IPO Surge in Stock Markets: How the Allotment Process Works and Tips to Improve Your Chances of Getting Shares”

The stock market has seen a steady increase in IPO activity over the years, with both large and small companies going public to raise funds for expansion or debt reduction. Due to the high returns often associated with IPOs, many investors rush to participate, making competition fierce. So, how does the IPO allotment process work, and what can you do to improve your chances of getting shares? Let’s break it down.

IPO Process:

  1. SEBI Approval: A company applies to SEBI for approval to issue an IPO and bring in shareholders. Once approved, the subscription process begins.
  2. Price Range Finalization: Before the IPO opens, a price range is set for the shares (e.g., ₹50-60). Based on investor demand, the final price is decided. In case of oversubscription, the final price is usually set at the higher end of the range (₹60 in this example).
  3. Subscription Period: IPOs are typically available for three to five days. Investors can place bids within this period. There are three categories of investors: Retail Individual Investors (RII), Qualified Institutional Buyers (QIB), and Non-Institutional Investors (NII). Investors must submit bids within the specified price range.
  4. How to Apply: You can easily apply for an IPO through brokerage apps like Zerodha, Angel One, Upstox, or Groww. All you need is a demat account. Once you select the desired IPO, you’ll enter the bid price, lot size, and your UPI ID to complete the application.
  5. UPI Authorization: After applying, you’ll receive a notification in your UPI app to authorize the amount. The amount corresponding to the number of shares you’ve bid for will be blocked in your account until the allotment process is complete.
  6. Price Finalization: Once the bidding process ends, the company, along with its lead managers, will finalize the share price. If the IPO is oversubscribed, the price will be set at the higher end of the range.
  7. Allotment Process: The registrar is responsible for the allotment of IPO shares, following SEBI regulations.
  8. Retail Allotment: In case of oversubscription in the retail category, shares are allotted through a lottery system. The goal is to allocate at least one lot to each applicant, but in highly oversubscribed issues, not everyone will get shares.
  9. NII and QIB Allotment: In these categories, allotment depends on the size of the bids placed.
  10. Post-Allotment: After shares are allotted, they are transferred to the demat accounts of successful applicants. For those who did not receive shares, the blocked amount will be unblocked and returned.
  11. Listing: Once shares are transferred to demat accounts, they are listed on the stock exchange. From that point, the share price can fluctuate based on market demand.
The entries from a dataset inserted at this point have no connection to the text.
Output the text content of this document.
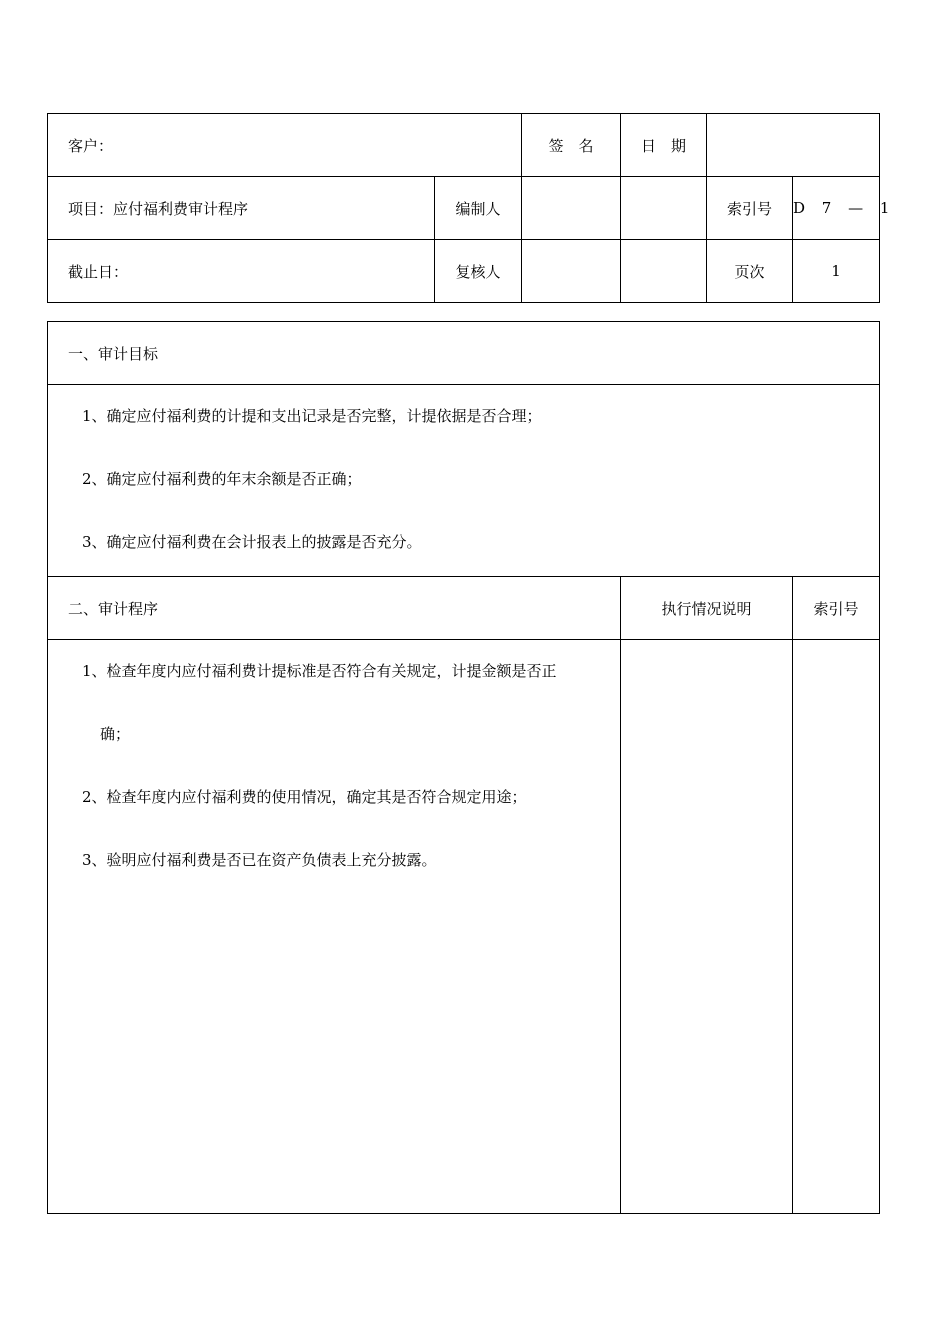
客户：		签　名	日　期		
项目：应付福利费审计程序	编制人			索引号	D 7 — 1
截止日：	复核人			页次	1
一、审计目标		

1、确定应付福利费的计提和支出记录是否完整，计提依据是否合理；
2、确定应付福利费的年末余额是否正确；
3、确定应付福利费在会计报表上的披露是否充分。		

二、审计程序	执行情况说明	索引号

1、检查年度内应付福利费计提标准是否符合有关规定，计提金额是否正
确；
2、检查年度内应付福利费的使用情况，确定其是否符合规定用途；
3、验明应付福利费是否已在资产负债表上充分披露。		
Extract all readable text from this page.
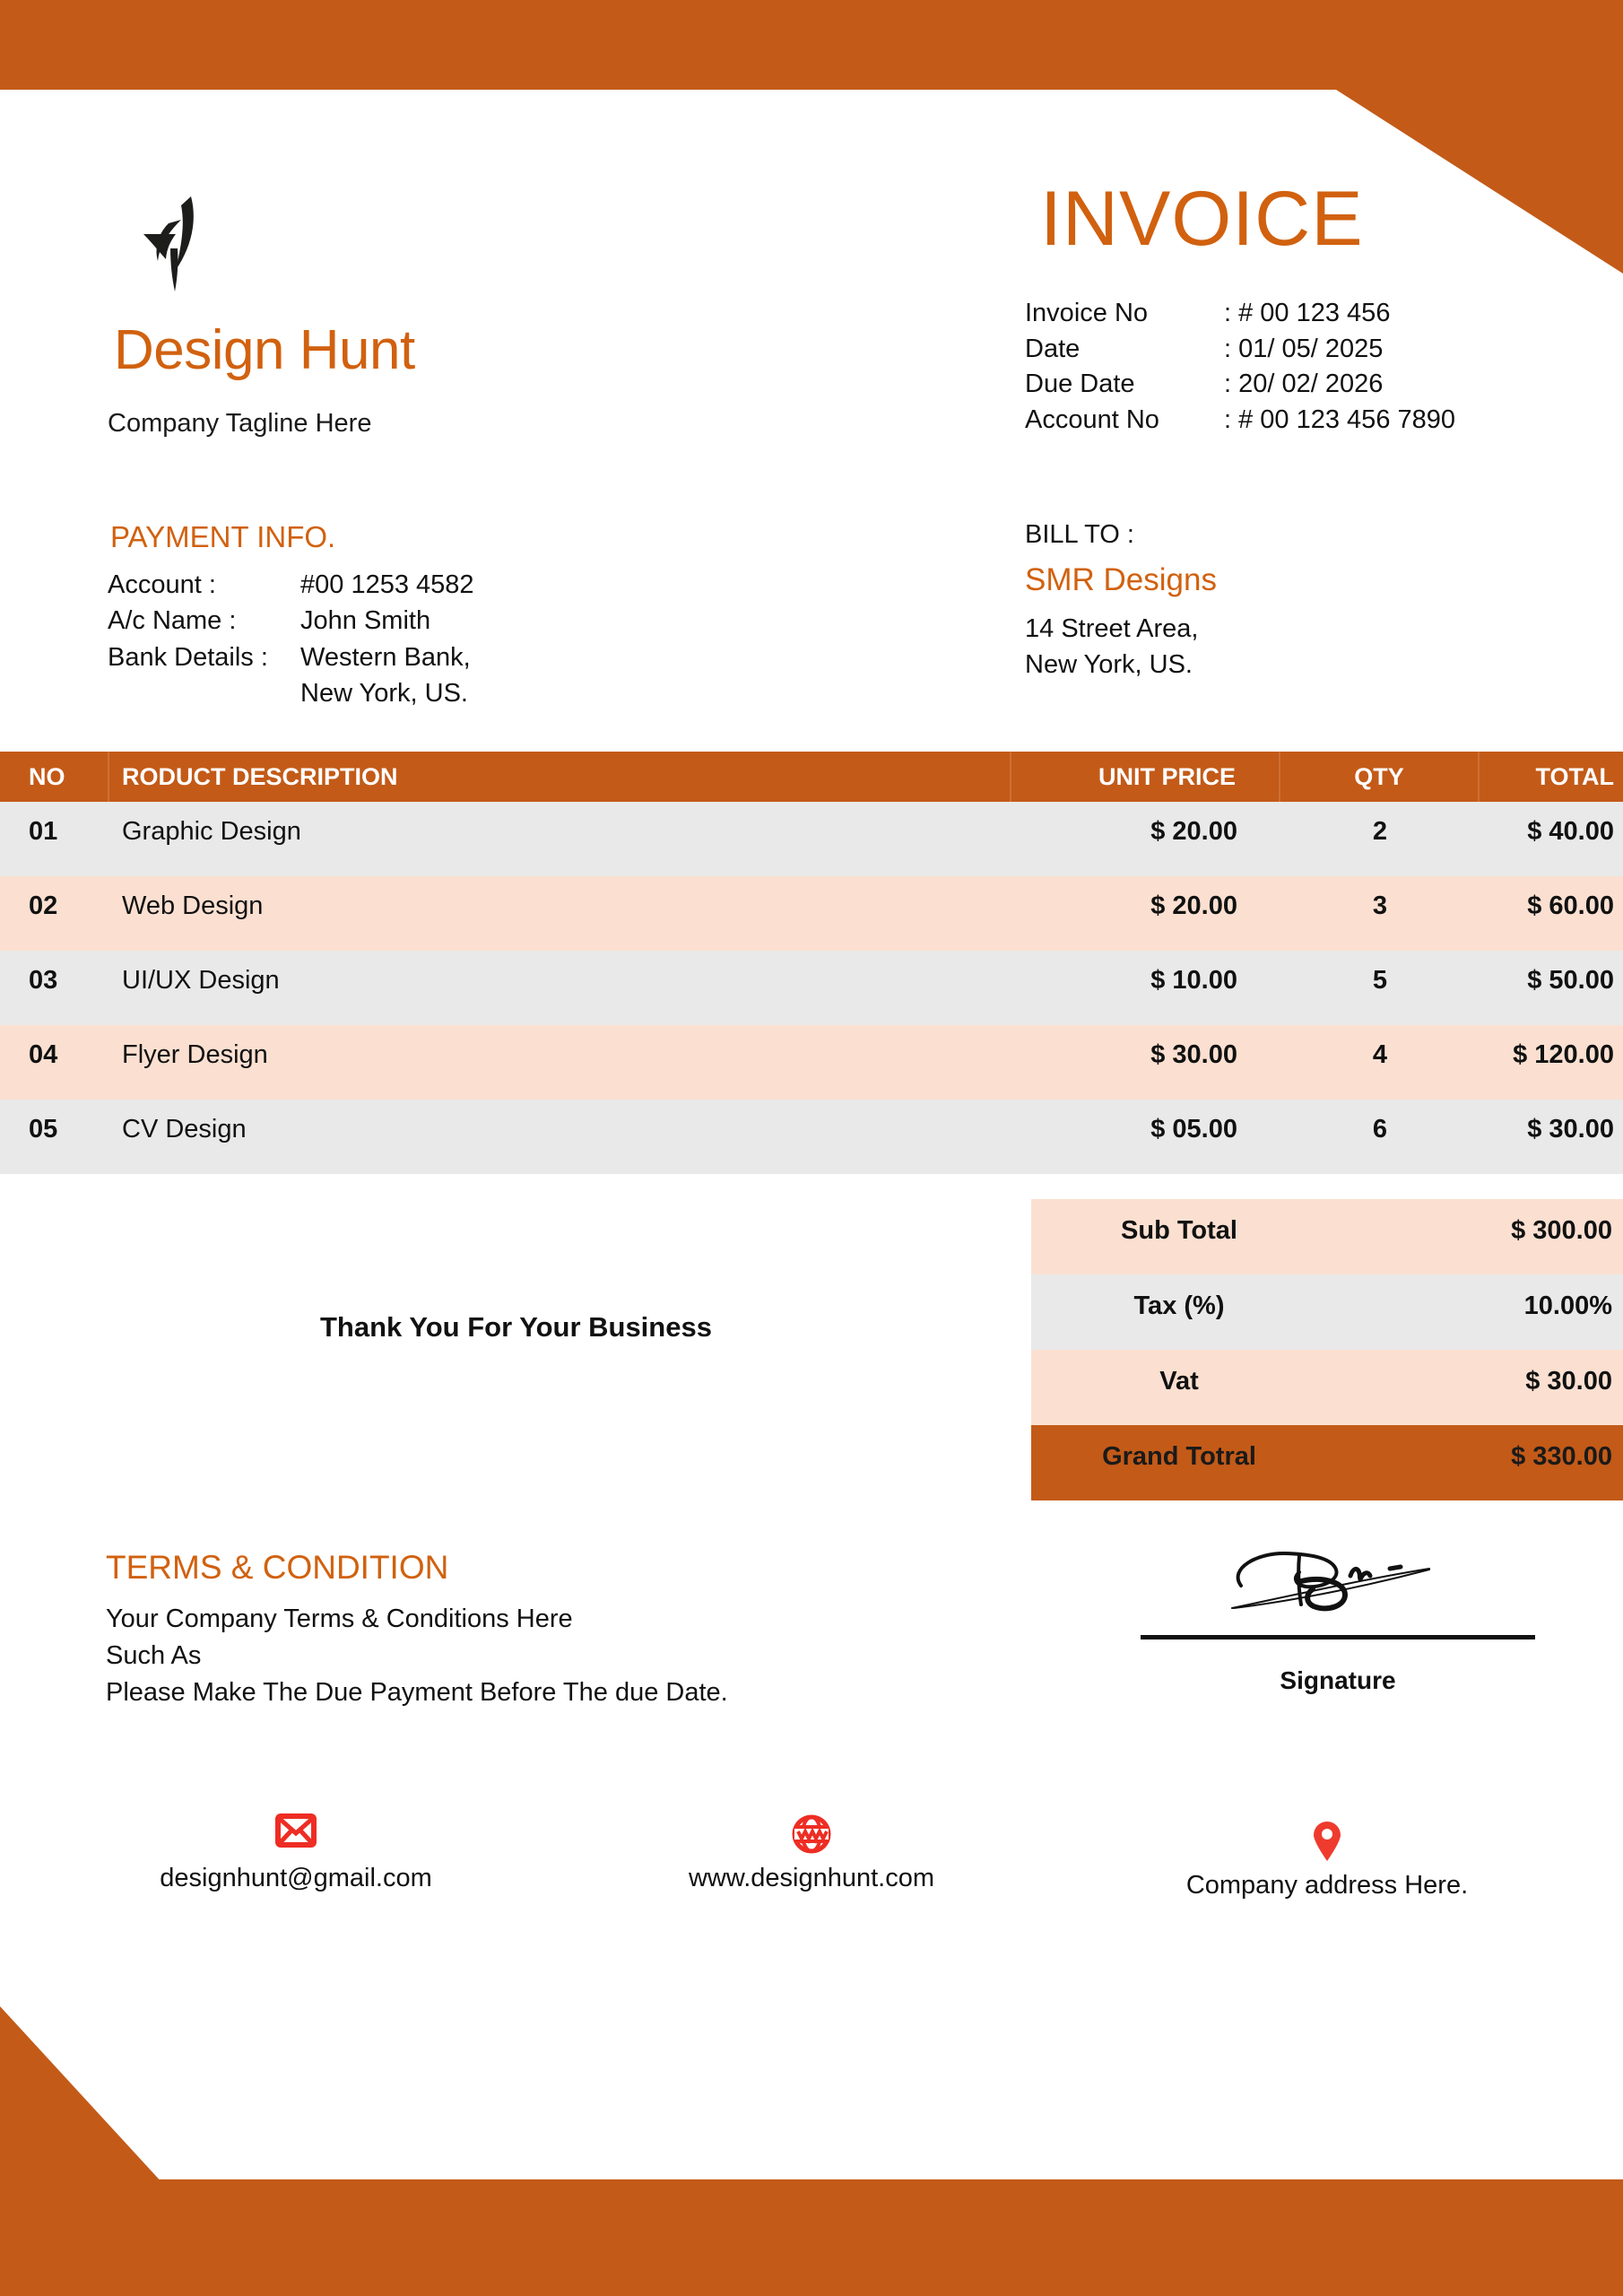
Design Hunt
Company Tagline Here
INVOICE
Invoice No	: # 00 123 456
Date	: 01/ 05/ 2025
Due Date	: 20/ 02/ 2026
Account No	: # 00 123 456 7890
PAYMENT INFO.
Account :	#00 1253 4582
A/c Name :	John Smith
Bank Details :	Western Bank,
New York, US.
BILL TO :
SMR Designs
14 Street Area,
New York, US.
NO	RODUCT DESCRIPTION	UNIT PRICE	QTY	TOTAL
01	Graphic Design	$ 20.00	2	$ 40.00
02	Web Design	$ 20.00	3	$ 60.00
03	UI/UX Design	$ 10.00	5	$ 50.00
04	Flyer Design	$ 30.00	4	$ 120.00
05	CV Design	$ 05.00	6	$ 30.00
Sub Total	$ 300.00
Tax (%)	10.00%
Vat	$ 30.00
Grand Totral	$ 330.00
Thank You For Your Business
TERMS & CONDITION
Your Company Terms & Conditions Here
Such As
Please Make The Due Payment Before The due Date.	Signature
designhunt@gmail.com	www.designhunt.com	Company address Here.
How to Increase Your Chances of Getting Shares

Retail allotment is done via a lottery system, so there’s no guaranteed way to secure shares. Submitting multiple applications through the same PAN card won’t improve your chances, and may result in rejection of duplicate applications. However, you can increase your odds by applying through separate demat accounts of family members, like your spouse, parents, or siblings.

The higher the demand for an IPO, the more difficult it becomes to secure shares, as many IPOs are oversubscribed multiple times. However, in cases of 100% subscription, all applicants are likely to get shares. In recent years, though, oversubscription has become common, making share allotment more competitive.